Why You Should Look Into Audiobooks
January 04, 2013
It's a common misconception of librarians that we get to sit around reading all day for a living! Don't get me wrong, this would be amazing. But, in fact, we are usually busy helping our customers, preparing programs for the community, and otherwise facilitating free and open access to information. We do this through a wide range of services, and this leaves very little time to devote to reading!
This being said, I am a librarian, and I do love to read. I just don't have a lot of time to devote to finishing anything more than a graphic novel on my lunch break! My simple solution to this is AUDIOBOOKS!
MCPL has a great collection of audiobooks. Fiction and nonfiction titles are available on CD from any of our physical branches and in digital format from OverDrive and OneClickdigital.
I listen to audiobooks whenever I'm in my car. In fact, I cannot tell you the last time I listened to the radio. There are times when I have trouble leaving my car if I find myself at an intense or particularly climactic moment in my book. Right now, I'm listening to George R.R. Martin's A Song of Ice and Fire series. The books are narrated by Roy Dotrice and are absolutely amazing. I am currently on the fourth novel, A Feast for Crows. For me, the narrator is now inseparable from the story and has become an integral part of the experience.

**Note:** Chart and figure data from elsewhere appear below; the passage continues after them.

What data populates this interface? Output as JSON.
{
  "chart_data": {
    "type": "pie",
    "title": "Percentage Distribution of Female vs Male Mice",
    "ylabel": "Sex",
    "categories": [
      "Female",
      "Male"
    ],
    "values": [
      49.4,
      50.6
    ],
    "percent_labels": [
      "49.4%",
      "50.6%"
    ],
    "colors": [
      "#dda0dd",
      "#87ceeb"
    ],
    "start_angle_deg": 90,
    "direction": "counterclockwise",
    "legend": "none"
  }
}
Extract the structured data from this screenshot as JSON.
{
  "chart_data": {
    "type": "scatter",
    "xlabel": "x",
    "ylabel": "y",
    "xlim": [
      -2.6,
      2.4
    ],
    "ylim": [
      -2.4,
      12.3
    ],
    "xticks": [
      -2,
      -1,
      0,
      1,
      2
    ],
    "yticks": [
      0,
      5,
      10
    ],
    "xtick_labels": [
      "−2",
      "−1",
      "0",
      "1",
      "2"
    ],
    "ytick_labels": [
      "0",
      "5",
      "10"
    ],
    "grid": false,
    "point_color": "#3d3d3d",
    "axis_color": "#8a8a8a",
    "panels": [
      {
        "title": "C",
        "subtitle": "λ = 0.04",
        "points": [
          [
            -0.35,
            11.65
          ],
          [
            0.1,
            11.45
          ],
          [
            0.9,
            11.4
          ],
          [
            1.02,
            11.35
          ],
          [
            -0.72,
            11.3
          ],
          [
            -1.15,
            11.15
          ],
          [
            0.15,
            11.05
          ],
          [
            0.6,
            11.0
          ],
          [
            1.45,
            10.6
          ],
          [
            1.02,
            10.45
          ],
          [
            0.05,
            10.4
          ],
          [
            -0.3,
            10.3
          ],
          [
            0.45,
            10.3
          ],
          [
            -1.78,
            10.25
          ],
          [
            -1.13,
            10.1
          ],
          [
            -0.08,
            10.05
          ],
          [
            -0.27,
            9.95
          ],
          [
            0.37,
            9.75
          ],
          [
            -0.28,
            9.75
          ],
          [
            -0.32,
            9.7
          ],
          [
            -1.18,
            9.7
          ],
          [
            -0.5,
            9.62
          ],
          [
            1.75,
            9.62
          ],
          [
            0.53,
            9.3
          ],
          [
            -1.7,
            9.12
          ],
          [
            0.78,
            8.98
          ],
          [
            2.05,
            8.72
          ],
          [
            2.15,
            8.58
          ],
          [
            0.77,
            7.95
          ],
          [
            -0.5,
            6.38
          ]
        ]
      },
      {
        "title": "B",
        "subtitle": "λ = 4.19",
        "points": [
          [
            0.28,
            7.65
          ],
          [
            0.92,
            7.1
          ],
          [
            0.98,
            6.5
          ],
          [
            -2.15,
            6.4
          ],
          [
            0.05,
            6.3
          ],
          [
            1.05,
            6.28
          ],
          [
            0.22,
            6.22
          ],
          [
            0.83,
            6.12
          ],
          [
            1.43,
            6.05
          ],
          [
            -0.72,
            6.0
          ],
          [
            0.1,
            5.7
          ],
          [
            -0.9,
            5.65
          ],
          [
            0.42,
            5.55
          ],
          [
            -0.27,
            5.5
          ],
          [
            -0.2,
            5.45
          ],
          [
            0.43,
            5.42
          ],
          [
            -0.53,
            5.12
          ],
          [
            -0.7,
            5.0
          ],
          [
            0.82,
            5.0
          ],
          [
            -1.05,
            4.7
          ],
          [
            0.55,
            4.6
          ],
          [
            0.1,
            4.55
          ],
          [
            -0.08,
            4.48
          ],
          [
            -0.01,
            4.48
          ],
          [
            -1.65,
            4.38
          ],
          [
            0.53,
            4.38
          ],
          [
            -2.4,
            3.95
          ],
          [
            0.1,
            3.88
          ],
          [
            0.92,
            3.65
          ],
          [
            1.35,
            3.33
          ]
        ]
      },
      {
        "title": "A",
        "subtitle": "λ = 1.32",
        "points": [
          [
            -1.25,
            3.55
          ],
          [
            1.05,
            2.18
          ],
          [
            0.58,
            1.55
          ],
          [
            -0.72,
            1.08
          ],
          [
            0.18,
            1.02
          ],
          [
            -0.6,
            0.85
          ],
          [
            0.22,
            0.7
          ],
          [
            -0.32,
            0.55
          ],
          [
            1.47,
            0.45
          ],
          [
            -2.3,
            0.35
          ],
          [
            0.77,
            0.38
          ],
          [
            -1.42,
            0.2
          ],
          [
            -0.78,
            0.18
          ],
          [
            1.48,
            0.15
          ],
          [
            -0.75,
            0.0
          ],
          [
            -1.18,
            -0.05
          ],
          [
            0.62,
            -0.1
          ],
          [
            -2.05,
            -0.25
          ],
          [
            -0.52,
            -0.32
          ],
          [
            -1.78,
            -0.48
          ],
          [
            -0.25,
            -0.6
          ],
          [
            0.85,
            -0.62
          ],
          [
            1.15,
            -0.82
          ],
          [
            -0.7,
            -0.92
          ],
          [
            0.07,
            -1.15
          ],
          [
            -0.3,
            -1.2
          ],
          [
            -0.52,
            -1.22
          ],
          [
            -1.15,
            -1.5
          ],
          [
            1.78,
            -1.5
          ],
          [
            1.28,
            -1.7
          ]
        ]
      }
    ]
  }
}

I have also resorted to listening to audio versions of those classics I have never been able to make it through on my own. I am a huge classics fan, but let’s face it, to some (including me), Dickens can be a little on the wordy side. I had tried reading Oliver Twist several times over the past few decades; I know the story, absolutely love the musical version and the Disney cartoon, but I could not get into the original classic. Finally, about three years ago, I ran across the audiobook while reshelving, checked it out, and listened to it twice before returning it. The audiobook was amazing and everything I had hoped it would be! MCPL has several copies available, both in physical and digital form. The copy I listened to was narrated by Martin Jarvis, but there is also a BBC Radio version featuring various performers in full-cast dramatization.
I had a similar problem when I started reading Treasure Island by Robert Louis Stevenson. I downloaded an eBook version from OverDrive, and I absolutely could not get into the story. I kept trying to fight my way through, but finally gave up. Then, I randomly came across an audiobook done by BBC Radio while browsing the stacks. As I listened, I was able to follow what was going on; I heard what I had been missing, namely the cultural context of the language.
Treasure Island was first published as a book in 1883, and as with the works of Shakespeare and some other regional authors, an understanding of the world being portrayed is necessary in order to grasp the humor and witty word play of the pirates and buccaneers. I definitely did not have the knowledge base, but the radio show offered it to me freely and I laughed out loud at some of the exploits and unseemly pirate jokes! I would recommend the BBC Radio version to anyone planning to read the book for the first time!
My last reason for turning to audiobooks hearkens back to my previous statement: I am a Librarian at heart and by trade and I love everything books. Recently, it was suggested by a coworker that I check out the audio versions of the Harry Potter books by J.K. Rowling, which, I might add, I have read a ridiculous number of times. Narrated by the incomparable Jim Dale, the audiobooks give the series a whole new dimension. This illustrates my last reason for recommending and loving audiobooks, and that's the storytelling aspect of it. Listening to my favorites is like participating in an adult storytime made just for me and in the comfort of my own car!
Librarian or not, we all have busy lives and a million reasons why we don't have time to read. The beauty of audiobooks is that they can be enjoyed while we're driving, folding laundry, or otherwise doing what life demands of us.
So what are you reading; better yet, what are you listening to?